Он вообще казался вполне умиротворенным, словно они обсуждали что-то совершенно несерьезное — вроде того, кто какое пиво предпочитает.
— Но учти, Олег, что ты делаешь себе только хуже. Теперь я точно буду подозревать тебя во всех смертных грехах. На всякий случай. Не удивляйся, если по возвращении тебе не понравится встреча. И не говори потом, что я не предупреждал. Разве ты не понимаешь, дурья башка, что, даже если ты придешь назад и доложишь, что голыми руками задушил легион крыс, играющих на всяческих музыкальных инструментах, я тебе не поверю. Потому что у меня профессия такая — не верить. Мне будет в страшных снах сниться, что ты их из какого-нибудь гуманизма спрятал где-нибудь в подвале, а потом они там снова размножатся… Как выскочат, как выпрыгнут…
— Хватит, — оборвал его Музыкант, повернулся и пошел.
Больше всего на свете он надеялся, что у Доцента нет какого-нибудь запасного пистолета, который тот в лучших традициях докатастрофных боевиков про американских копов прячет за резинкой носка.

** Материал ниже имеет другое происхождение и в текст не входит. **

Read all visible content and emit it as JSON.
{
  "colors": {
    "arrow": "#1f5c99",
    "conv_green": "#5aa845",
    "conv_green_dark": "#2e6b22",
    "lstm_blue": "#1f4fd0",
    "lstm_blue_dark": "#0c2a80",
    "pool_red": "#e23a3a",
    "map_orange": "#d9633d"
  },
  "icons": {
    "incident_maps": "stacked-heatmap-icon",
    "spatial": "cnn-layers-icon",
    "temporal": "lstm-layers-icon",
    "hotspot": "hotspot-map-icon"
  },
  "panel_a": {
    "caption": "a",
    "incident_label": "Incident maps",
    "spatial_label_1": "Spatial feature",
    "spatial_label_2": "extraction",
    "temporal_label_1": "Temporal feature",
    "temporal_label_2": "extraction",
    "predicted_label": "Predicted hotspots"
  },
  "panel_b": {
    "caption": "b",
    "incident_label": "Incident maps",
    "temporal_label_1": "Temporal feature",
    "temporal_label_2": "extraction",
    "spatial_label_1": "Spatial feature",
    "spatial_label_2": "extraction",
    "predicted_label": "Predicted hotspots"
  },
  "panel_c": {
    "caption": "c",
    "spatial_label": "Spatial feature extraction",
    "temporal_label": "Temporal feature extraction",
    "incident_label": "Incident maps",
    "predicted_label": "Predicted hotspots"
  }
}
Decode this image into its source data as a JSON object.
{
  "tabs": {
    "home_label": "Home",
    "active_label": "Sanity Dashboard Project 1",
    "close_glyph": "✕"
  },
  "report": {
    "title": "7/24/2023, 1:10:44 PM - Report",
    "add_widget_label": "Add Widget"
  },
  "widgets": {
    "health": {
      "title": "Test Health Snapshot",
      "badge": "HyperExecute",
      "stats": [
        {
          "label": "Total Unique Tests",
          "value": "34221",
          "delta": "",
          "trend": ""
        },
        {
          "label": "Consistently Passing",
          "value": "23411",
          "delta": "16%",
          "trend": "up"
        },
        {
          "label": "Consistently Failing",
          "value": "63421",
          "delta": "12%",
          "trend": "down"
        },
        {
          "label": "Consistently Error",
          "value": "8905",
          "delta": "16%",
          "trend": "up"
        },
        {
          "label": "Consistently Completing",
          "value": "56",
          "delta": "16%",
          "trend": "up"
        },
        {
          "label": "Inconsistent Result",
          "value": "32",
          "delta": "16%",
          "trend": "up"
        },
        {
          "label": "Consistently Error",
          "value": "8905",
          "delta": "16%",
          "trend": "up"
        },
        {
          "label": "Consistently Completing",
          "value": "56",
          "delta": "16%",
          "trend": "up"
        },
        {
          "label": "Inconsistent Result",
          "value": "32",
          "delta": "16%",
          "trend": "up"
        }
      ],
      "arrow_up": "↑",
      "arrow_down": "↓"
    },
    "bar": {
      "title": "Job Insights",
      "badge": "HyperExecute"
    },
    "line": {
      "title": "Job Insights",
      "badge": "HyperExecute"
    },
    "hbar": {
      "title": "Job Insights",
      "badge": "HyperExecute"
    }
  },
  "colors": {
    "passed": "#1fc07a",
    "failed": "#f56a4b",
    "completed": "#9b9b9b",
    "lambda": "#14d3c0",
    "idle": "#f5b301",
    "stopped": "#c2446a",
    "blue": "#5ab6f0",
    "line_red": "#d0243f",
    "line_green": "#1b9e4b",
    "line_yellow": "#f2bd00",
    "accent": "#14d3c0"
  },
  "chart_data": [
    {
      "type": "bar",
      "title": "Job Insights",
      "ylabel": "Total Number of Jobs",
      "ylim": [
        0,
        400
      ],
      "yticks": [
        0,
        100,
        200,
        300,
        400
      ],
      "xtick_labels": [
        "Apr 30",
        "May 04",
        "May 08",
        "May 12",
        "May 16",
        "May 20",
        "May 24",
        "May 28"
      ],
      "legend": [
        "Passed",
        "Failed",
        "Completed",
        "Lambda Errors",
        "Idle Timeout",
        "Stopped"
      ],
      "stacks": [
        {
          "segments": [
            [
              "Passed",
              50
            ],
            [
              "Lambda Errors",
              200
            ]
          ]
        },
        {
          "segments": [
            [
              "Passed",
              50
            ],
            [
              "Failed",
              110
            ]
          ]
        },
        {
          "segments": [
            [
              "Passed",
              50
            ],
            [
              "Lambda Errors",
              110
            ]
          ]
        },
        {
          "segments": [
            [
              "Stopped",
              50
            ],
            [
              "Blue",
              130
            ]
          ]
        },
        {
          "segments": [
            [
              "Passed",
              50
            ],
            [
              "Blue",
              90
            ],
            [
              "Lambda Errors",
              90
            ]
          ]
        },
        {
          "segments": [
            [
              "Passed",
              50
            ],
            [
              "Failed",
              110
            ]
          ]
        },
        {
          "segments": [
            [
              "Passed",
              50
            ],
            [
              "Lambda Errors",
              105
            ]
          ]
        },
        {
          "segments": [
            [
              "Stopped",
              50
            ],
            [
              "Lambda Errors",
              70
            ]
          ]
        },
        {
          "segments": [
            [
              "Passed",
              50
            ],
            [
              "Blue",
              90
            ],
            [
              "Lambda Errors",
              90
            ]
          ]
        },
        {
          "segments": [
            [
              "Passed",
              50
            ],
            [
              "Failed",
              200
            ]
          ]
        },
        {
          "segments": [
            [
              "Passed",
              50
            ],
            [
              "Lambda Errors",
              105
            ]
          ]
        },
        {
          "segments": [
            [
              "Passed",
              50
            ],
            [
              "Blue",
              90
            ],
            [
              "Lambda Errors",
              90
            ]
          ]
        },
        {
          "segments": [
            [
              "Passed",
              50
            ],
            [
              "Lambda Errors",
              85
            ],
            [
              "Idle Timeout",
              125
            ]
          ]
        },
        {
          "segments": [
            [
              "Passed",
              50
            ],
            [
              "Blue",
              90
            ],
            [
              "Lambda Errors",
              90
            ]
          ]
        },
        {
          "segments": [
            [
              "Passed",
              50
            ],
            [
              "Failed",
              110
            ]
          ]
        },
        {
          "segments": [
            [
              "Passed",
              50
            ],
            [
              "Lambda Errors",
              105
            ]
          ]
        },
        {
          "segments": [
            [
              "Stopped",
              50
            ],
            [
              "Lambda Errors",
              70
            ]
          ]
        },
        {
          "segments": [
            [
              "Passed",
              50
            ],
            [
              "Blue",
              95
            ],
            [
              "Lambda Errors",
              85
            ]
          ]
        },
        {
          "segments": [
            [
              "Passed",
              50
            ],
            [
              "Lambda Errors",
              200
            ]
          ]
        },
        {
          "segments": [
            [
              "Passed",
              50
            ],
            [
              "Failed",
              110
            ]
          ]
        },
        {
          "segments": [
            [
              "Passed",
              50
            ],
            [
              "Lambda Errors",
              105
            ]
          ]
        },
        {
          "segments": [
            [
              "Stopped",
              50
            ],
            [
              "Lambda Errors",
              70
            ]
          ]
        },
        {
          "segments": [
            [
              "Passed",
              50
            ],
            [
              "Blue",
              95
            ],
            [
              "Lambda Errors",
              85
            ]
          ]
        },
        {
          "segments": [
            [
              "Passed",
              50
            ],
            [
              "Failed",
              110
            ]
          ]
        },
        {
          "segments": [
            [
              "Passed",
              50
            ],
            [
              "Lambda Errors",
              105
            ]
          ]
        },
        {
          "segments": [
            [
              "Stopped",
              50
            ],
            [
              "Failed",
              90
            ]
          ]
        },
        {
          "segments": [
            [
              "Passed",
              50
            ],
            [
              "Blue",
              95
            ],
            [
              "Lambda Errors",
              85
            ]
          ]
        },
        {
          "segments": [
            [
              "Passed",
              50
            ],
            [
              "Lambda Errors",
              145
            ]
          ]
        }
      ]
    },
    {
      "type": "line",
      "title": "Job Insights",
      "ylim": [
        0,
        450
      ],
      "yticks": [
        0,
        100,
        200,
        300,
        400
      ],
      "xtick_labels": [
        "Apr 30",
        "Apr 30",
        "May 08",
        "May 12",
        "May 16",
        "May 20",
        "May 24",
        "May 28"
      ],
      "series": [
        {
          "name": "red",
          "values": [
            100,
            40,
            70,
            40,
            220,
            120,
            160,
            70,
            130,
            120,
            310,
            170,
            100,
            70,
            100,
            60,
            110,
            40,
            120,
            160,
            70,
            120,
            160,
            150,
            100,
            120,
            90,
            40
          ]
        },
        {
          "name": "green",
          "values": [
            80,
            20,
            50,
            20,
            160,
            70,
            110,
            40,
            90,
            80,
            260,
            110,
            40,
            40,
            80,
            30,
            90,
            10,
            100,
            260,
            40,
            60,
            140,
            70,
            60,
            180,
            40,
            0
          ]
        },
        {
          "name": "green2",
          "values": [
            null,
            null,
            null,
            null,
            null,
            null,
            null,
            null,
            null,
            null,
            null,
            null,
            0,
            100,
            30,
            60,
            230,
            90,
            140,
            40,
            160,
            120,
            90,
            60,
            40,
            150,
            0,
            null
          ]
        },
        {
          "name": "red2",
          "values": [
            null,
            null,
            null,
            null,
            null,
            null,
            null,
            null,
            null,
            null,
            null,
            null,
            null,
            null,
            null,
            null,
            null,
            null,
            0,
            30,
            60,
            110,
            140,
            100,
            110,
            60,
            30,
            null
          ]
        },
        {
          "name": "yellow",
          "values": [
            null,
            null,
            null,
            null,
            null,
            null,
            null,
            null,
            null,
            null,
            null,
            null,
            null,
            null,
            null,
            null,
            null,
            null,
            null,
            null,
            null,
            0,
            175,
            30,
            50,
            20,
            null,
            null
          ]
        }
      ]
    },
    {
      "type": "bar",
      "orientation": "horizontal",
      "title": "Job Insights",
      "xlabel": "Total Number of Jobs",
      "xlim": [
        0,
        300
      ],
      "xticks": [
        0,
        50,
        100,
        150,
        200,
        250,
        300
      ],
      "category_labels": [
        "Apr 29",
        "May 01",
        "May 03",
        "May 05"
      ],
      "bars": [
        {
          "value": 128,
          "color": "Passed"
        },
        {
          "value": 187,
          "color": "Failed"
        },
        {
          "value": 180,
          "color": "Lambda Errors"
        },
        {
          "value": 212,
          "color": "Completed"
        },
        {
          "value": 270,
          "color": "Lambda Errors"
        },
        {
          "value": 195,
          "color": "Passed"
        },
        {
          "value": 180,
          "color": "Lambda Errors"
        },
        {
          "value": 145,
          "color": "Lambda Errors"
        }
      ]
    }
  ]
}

К счастью, у Доцента такого пистолета действительно не было.

 

Музыкант брел куда-то впотьмах, изо всех сил стараясь рассмотреть, что у него под ногами. Пару раз он уже наступил во что-то противно чвакнувшее под ботинком, липкое, тянущееся, скользкое, и ему даже не хотелось думать, что это могло быть. Олег несколько раз сворачивал то налево, то направо и, откровенно говоря, совершенно не был уверен, что сможет выбраться обратно без посторонней помощи. Так что Доцент, намекавший ему на то, что возвращаться не стоит, мог бы и не тратить слов. Снайпер легко мог остаться в подземных тоннелях навеки, стать бестелесным призраком — из рода тех, которыми кишели древние легенды. Буду ходить по подземельям и насвистывать песенки, мрачно подумал он, запнувшись и хватаясь рукой за сырую стену. Иногда он слышал вдалеке отзвуки перестрелки, гулкое эхо гранатных разрывов — это не давало ему забыть, что идет война.
Его вел Флейтист. Изредка они обменивались парой реплик: крыс давал своего рода пеленг, подсказывал, куда лучше свернуть и где короче дорога. На самом деле путь был не очень длинным, но Музыканту, оставшемуся в темноте в совершеннейшем одиночестве, он показался гораздо более утомительным.
Наконец после очередного поворота Олег уткнулся в хлипкую щелястую дверцу, вкось висевшую на одних нижних петлях. Сквозь щели сочился неяркий свет.
— Заходи, — пригласил Флейтист.
— Ты один? — на всякий случай спросил Музыкант.
— Конечно. Ты что, боишься?
— Даже не знаю.
Он дернул на себя дверь. Та легко отворилась, открыв небольшую комнатку, в которой не было ничего примечательного — простая длинная деревянная лавка вдоль дальней стены, какие-то тонкие трубы с намертво приржавевшими вентилями, тянувшиеся от пола, изгибавшиеся под потолком и уходившие дальше, и здоровенная говорящая крыса.
— Садись на лавку, — махнул лапой Флейтист. — Поговорим. Если ты не против.
— Был бы против — не пришел.
Олег опустился на жесткую лавку, повозился, усаживаясь удобнее, вытянул усталые ноги. Только сейчас снайпер сообразил, что их группа с утра толком не останавливалась передохнуть. Отдых ему точно не помешал бы. Ну и поесть, конечно…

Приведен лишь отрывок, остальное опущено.